Morn is a 53-year-old recycled material collector. She is married, and has two daughters and two sons. In her free time, she helps to take care of her grandchildren. Many years ago Morn had an ear infection. This infection caused both of her ear drums to perforate. As a result, Morn experiences pain, hearing loss, and ear discharge. She also has difficulty communicating clearly with others. Our medical partner, Children's Surgical Centre, is helping Morn to receive treatment. On June 8th, surgeons at Kien Khleang National Rehabilitation Centre will close the perforations in Morn's ear drums. Children's Surgical Centre is requesting $914 to fund the procedure, and to pay for medications, supplies and inpatient care. Morn says: "I hope after surgery the ear discharge will end, and my hearing finally improves."

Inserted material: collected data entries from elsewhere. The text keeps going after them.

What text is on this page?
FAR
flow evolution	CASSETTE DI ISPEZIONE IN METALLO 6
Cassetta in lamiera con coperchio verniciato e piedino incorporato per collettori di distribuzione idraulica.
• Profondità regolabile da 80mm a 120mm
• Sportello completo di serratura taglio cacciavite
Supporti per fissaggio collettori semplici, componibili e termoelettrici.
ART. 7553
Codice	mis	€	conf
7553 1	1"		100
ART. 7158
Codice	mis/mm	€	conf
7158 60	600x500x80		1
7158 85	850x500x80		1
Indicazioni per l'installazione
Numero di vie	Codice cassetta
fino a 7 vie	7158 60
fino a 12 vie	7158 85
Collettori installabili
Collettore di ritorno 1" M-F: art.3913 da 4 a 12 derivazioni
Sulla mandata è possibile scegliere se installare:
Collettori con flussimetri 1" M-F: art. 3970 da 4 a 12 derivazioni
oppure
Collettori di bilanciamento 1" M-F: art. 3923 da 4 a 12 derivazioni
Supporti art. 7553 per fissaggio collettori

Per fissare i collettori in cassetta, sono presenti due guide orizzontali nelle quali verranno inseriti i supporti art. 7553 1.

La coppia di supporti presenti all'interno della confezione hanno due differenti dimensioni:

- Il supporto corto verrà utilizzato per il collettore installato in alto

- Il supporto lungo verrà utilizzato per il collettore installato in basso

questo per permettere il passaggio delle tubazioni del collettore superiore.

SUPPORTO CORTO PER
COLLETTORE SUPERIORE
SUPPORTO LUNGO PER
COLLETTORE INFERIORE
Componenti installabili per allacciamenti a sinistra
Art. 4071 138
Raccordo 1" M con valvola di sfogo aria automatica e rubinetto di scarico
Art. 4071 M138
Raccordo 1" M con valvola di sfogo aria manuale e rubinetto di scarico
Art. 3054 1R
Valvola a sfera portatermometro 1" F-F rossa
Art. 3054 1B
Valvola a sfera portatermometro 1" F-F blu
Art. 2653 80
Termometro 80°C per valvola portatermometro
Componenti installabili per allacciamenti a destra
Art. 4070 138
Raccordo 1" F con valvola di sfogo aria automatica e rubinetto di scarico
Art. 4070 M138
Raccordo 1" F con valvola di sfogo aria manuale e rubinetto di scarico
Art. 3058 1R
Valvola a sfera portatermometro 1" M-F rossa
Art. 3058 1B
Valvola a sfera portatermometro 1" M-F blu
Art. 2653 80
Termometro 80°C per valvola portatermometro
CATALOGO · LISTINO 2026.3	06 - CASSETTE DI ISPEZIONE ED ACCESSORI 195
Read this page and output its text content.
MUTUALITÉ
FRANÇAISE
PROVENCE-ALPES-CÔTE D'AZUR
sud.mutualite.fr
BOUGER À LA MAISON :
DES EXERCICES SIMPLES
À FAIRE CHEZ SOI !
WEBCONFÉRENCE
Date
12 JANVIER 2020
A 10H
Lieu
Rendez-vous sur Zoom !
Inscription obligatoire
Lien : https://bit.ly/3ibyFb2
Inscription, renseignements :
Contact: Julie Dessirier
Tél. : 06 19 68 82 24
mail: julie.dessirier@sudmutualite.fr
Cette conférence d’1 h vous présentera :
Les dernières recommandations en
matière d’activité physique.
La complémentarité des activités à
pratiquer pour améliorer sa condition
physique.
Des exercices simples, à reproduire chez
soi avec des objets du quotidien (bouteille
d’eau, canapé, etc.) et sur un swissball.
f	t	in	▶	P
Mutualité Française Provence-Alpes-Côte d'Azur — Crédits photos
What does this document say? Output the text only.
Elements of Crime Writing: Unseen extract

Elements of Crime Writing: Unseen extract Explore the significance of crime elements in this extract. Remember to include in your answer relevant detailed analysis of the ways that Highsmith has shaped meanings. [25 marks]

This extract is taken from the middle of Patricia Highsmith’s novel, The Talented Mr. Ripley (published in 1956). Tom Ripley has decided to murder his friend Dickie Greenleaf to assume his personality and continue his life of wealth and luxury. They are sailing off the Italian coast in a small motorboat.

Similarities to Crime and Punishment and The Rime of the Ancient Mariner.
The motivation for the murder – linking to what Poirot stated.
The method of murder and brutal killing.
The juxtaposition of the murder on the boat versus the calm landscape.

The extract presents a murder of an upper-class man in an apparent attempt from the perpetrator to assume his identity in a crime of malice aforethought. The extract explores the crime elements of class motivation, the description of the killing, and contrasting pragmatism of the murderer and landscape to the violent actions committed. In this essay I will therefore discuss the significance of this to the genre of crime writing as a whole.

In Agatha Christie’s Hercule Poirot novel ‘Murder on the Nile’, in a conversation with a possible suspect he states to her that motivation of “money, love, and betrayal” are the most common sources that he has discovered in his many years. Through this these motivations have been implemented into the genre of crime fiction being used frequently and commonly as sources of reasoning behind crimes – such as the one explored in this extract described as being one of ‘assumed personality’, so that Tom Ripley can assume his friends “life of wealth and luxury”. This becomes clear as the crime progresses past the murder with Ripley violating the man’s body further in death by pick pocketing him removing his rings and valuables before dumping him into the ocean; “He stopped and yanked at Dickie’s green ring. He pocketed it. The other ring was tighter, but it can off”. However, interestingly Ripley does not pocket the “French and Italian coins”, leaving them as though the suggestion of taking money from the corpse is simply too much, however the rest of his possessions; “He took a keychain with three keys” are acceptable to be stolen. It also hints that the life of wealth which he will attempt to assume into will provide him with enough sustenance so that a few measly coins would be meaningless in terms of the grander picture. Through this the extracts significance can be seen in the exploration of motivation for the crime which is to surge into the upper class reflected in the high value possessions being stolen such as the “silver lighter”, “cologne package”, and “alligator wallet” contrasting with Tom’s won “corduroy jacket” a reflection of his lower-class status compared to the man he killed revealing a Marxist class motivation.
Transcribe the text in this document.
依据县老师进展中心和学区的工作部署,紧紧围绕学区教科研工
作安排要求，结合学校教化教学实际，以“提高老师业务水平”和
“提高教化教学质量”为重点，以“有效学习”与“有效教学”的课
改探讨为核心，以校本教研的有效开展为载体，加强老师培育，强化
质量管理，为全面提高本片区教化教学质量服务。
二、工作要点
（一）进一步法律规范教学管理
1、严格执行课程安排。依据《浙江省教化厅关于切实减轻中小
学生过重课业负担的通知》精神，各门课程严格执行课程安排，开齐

Soro is an 18-year-old who works as a rice and vegetable farmer. He also has an older sister. In this free time, Soro enjoys playing football, going out with his friends, and listening to music. In January, when Soro was traveling, he was assaulted and stabbed on the left side of his neck. He went to a local hospital, where doctors cleaned and closed the wound. However, he has not regained movement in his left arm since returning home. Doctors diagnosed his condition as a brachial plexus injury on his left side. The brachial plexus is a nerve network that transmits signals from the spine to the shoulder, arm, and hand. Injuries to this nerve network can result in a loss of function and sensation. Currently, Soro cannot lift his arm, which means he is unable to work. Soro traveled to our medical partner, Children's Surgical Centre (CSC), for treatment, as CSC's care center is the only center in the country that provides the surgery he needs to heal. On February 15th, Soro will undergo brachial plexus repair surgery. Upon recovery, he will be able to use his left arm again. CSC is requesting $696 to fund this procedure. Soro says," After surgery, I hope I can return to work and be free of pain."